Abstract

Abstract  This article interrogates the risk of historical artefacts in travel, emphasising especially on the construction of the risk of boundary‐crossing when museum exhibits travel abroad through “outbound” international travelling exhibitions. This follows the history of a controversial exhibition, the “Splendour of Imperial China”– held in 1996 that travelled from the National Palace Museum in Taipei which is renowned for its abundant and unique Chinese art collection to one of the most prominent museums on the global stage – the Metropolitan Museum of Art in New York. Drawing upon Mary Douglas's analysis of danger/risk and classification, this paper argues that the risk within the “outbound” international travelling exhibition is less ontological than constructed.
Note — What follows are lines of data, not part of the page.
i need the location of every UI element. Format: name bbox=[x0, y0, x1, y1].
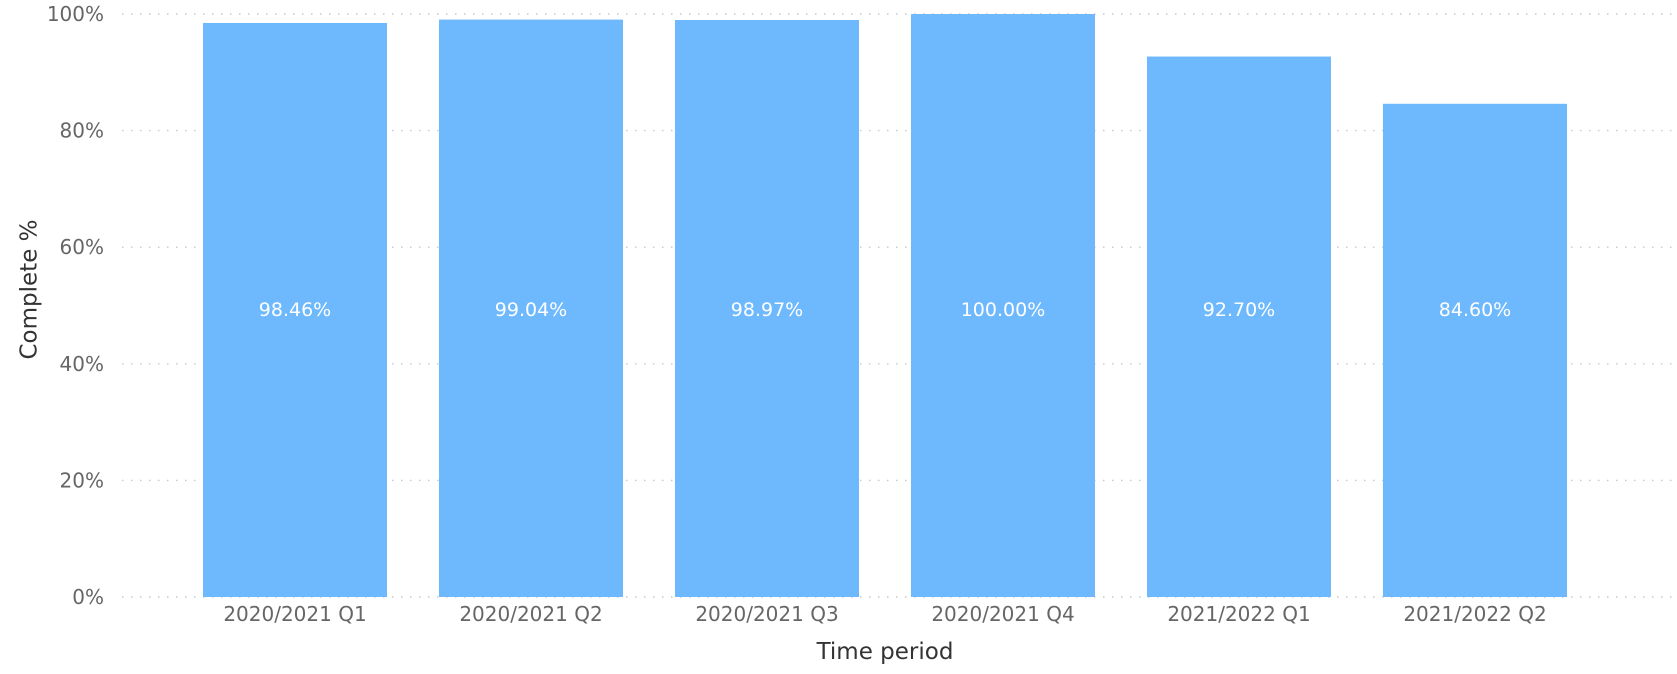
y-tick-label: 40% bbox=[60, 352, 104, 376]
bar[interactable] bbox=[1147, 56, 1331, 597]
bar-data-label: 84.60% bbox=[1439, 299, 1511, 321]
bar-data-label: 98.97% bbox=[731, 299, 803, 321]
bar[interactable] bbox=[911, 14, 1095, 597]
bars bbox=[203, 14, 1567, 598]
x-tick-label: 2020/2021 Q4 bbox=[931, 602, 1074, 626]
x-axis-title: Time period bbox=[816, 639, 954, 665]
x-tick-label: 2021/2022 Q2 bbox=[1403, 602, 1546, 626]
bar-data-label: 98.46% bbox=[259, 299, 331, 321]
y-tick-label: 60% bbox=[60, 235, 104, 259]
bar[interactable] bbox=[439, 19, 623, 597]
y-tick-label: 100% bbox=[47, 2, 104, 26]
y-axis-ticks: 0% 20% 40% 60% 80% 100% bbox=[47, 2, 104, 609]
y-tick-label: 20% bbox=[60, 468, 104, 492]
y-axis-title: Complete % bbox=[17, 219, 43, 359]
bar-data-label: 99.04% bbox=[495, 299, 567, 321]
x-tick-label: 2020/2021 Q1 bbox=[223, 602, 366, 626]
bar[interactable] bbox=[203, 22, 387, 597]
bar-data-label: 92.70% bbox=[1203, 299, 1275, 321]
y-tick-label: 0% bbox=[72, 585, 104, 609]
y-tick-label: 80% bbox=[60, 119, 104, 143]
bar-data-label: 100.00% bbox=[961, 299, 1046, 321]
bar[interactable] bbox=[675, 20, 859, 598]
x-tick-label: 2020/2021 Q3 bbox=[695, 602, 838, 626]
x-tick-label: 2020/2021 Q2 bbox=[459, 602, 602, 626]
data-labels: 98.46% 99.04% 98.97% 100.00% 92.70% 84.60% bbox=[259, 299, 1511, 321]
x-axis-ticks: 2020/2021 Q1 2020/2021 Q2 2020/2021 Q3 2020… bbox=[223, 602, 1546, 626]
x-tick-label: 2021/2022 Q1 bbox=[1167, 602, 1310, 626]
bar[interactable] bbox=[1383, 103, 1567, 598]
Often the controversy over the risk re‐delineates the boundary between “us” and “them”. This article, first of all, examines the power‐laden relationship, regulated by the struggle of the global museum field, when museum experts at home and abroad co‐write the risk of an exhibition's travel in the language of insurance calculation. Second, it analyses the laymen's protesting discourses against the historical artefacts' overseas travel through outbound international travelling exhibition. The protest which appropriated the “keeping‐while‐giving” logic of exchange, and backed up with both national sentiments and international symbolic sources, rendered the exhibition a hot potato. Finally, it interrogates how the settled outbound travelling exhibition actually renders the museum collection reclassified and revalorized according to their suitability for overseas travel.